52.2729 (finding that Puerto Rico's SIP "does not include approvable
procedures for preventing the significant deterioration of air quality" and
incorporating the federal plan); see also 40 C.F.R. 52.21(b)-(w) (federal PSD
plan).

Guayama has been designated by the EPA as an "attainment" area for sulfur
dioxide and an "unclassifiable" area for fine particulate matter. See 40 C.F.R.
81.355.

The Manual, while not binding on the agency, represents the EPA's views on
technical issues; accordingly, the Regions give it weight in their decisions.

Two days before oral argument, the EPA notified the court and the other parties
of the results of two post-permit modeling analyses conducted by AES. The
first analysis was based on maximum permitted emission limits of all sources in
the area and the second was based on actual emissions from those sources
during a two-year period. The first analysis indicated that, if the sources
operated at maximum permitted sulfur content, there would be a violation of
the Standards. The second analysis indicated no violations of the Standards.
The EPA says that it will work with the Puerto Rico Environmental Quality
Board to revise the Commonwealth's State Implementation Plan in order to
lower the allowable emissions limits of existing sources. If the Board fails to
cooperate in the Plan's revision, the EPA has the authority to require it to do so.
See 42 U.S.C. 7410(k)(5). The analyses have no effect on the permit decision
at issue here since the modeled sulfur dioxide emissions from the proposed
plant are not significant. See 40 C.F.R. 51.165(b)(2).

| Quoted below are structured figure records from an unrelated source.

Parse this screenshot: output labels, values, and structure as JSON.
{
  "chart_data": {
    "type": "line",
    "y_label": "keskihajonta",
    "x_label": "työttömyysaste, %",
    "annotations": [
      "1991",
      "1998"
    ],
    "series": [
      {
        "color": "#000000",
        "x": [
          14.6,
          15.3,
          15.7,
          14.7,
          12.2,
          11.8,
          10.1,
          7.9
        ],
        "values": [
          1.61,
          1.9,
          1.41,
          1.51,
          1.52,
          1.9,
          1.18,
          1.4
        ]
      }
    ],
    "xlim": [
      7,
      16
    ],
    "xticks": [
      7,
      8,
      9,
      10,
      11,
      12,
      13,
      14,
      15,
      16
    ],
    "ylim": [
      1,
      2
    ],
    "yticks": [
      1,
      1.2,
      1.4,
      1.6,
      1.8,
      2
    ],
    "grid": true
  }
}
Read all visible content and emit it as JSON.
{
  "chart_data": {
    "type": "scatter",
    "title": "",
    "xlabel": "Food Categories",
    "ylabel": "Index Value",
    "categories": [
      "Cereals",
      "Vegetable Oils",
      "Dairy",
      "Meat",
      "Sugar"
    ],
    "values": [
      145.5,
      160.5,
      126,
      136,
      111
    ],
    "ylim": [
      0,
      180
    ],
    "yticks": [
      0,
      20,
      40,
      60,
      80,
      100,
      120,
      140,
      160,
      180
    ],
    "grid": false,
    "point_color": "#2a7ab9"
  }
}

"Denial of the petition for review" is the term of art under the regulations, but
the term is a bit misleading. In fact, the Environmental Appeals Board does
consider the arguments made and, in that sense, does review the Region's
action.

SURCCo's claim that the Agency acted arbitrarily when it deleted the clause
"impacting AES-PRCP's Significant Impact Area" from the permit also fails
because, as the EPA notes, that language was unnecessary since the EPA
determined that the plant would have no "significant impact."